Pham was part of a team of healthcare workers who had tended to Thomas Eric Duncan, a Liberian man who was the first patient diagnosed with Ebola in the United States. Duncan died on Oct. 8.

Dr. Daniel Varga, chief clinical officer and senior vice president of Texas Health Resources, said at the hearing that mistakes were made in diagnosing Duncan and in giving inaccurate information to the public, and that he was "deeply sorry."

He said there had been no Ebola training for staff before the first patient was admitted. Texas Health operates hospitals and health facilities in North Texas including the facility where Duncan was treated.

Dr. Thomas Frieden, director of the US Centers for Disease Control and Prevention (CDC) in Atlanta, is the top doctor overseeing the US response to Ebola and has faced pointed criticism and calls for his resignation over lapses in containing the virus on US soil.

He stressed in his testimony before the congressional oversight panel that there was a lot of fear about the disease, which has killed nearly 4,500 people in Sierra Leone, Liberia and Guinea this year.

"As the director of CDC, one of the things I fear about Ebola is that it could spread more widely in Africa. If this were to happen, it could become a threat to our health system and the healthcare we give for a long time to come," Frieden said.

The spread of Ebola to Pham and Amber Vinson - another Dallas nurse who had cared for Duncan at Texas Health Presbyterian Hospital - and revelations that Vinson had subsequently traveled on an airplane while running a slight fever, prompted Frieden to backtrack on earlier statements about his confidence in the ability of American health officials to contain the disease.

"It would be an understatement to say that the response to the first US-based patient with Ebola has been mismanaged, causing risk to scores of additional people," said Representative Diana DeGette, the top Democrat on the Energy and Commerce congressional subcommittee holding Thursday's hearing.

At least two lawmakers have called for Frieden's resignation. Others, including House Speaker John Boehner of Ohio, urged travel restrictions on the countries hardest hit by Ebola. The disease appeared in the United States last month.

Vinson was transferred to Emory University Hospital for treatment on Wednesday night.

In Ohio, where Vinson had visited family members, two schools in the Cleveland suburb of Solon were closed on Thursday because an employee may have traveled on the same plane as Vinson, though on a different flight.

The Ohio health department said the CDC was sending staff to help coordinate efforts to contain the spread of Ebola.

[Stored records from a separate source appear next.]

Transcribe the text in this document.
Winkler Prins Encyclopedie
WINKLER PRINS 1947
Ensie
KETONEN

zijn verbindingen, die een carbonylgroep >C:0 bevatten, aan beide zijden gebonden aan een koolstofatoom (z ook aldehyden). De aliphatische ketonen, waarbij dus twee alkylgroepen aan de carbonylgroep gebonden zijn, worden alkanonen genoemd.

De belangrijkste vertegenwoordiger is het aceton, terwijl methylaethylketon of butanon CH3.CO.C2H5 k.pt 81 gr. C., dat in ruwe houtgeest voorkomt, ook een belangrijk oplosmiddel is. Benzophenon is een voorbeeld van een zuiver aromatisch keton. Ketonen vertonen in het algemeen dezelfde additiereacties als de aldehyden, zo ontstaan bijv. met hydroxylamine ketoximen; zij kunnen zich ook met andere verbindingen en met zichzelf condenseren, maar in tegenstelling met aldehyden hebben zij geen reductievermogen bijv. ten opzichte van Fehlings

Frontier Airlines said it had placed six crew members on paid leave for 21 days "out of an abundance of caution." Florida Governor Rick Scott asked the CDC to expand the reach of its contacts to people who flew on the same plane after nurse Amber Vinson's flight. The plane made a stop in Fort Lauderdale after Dallas.

Back in Texas, the Belton school district in central Texas said three schools were closed on Thursday because two students were on the same flight as the nurse.

Frieden has said it was unlikely passengers who flew with Vinson were infected because the nurse had not vomited or bled on the flight, but he said she should not have boarded the plane.

The virus, which also causes fever and diarrhea, is spread through direct contact with body fluids from an infected person.

A federal official said Wednesday Vinson had told the CDC her temperature was 99.5 degrees Fahrenheit (37.5 Celsius), but "was not told not to fly" because that was below the CDC's temperature threshold of 100.4 F (38 C).

One nurse who helped treat Pham came forward on Thursday to say the Dallas hospital was unprepared for the emergency and lacked proper protective gear.

Nurses were not briefed or prepared for Ebola, Briana Aguirre told NBC's "Today" show, and no special precautions were taken when Duncan was admitted to the hospital.

"It was a total chaotic scene," she said.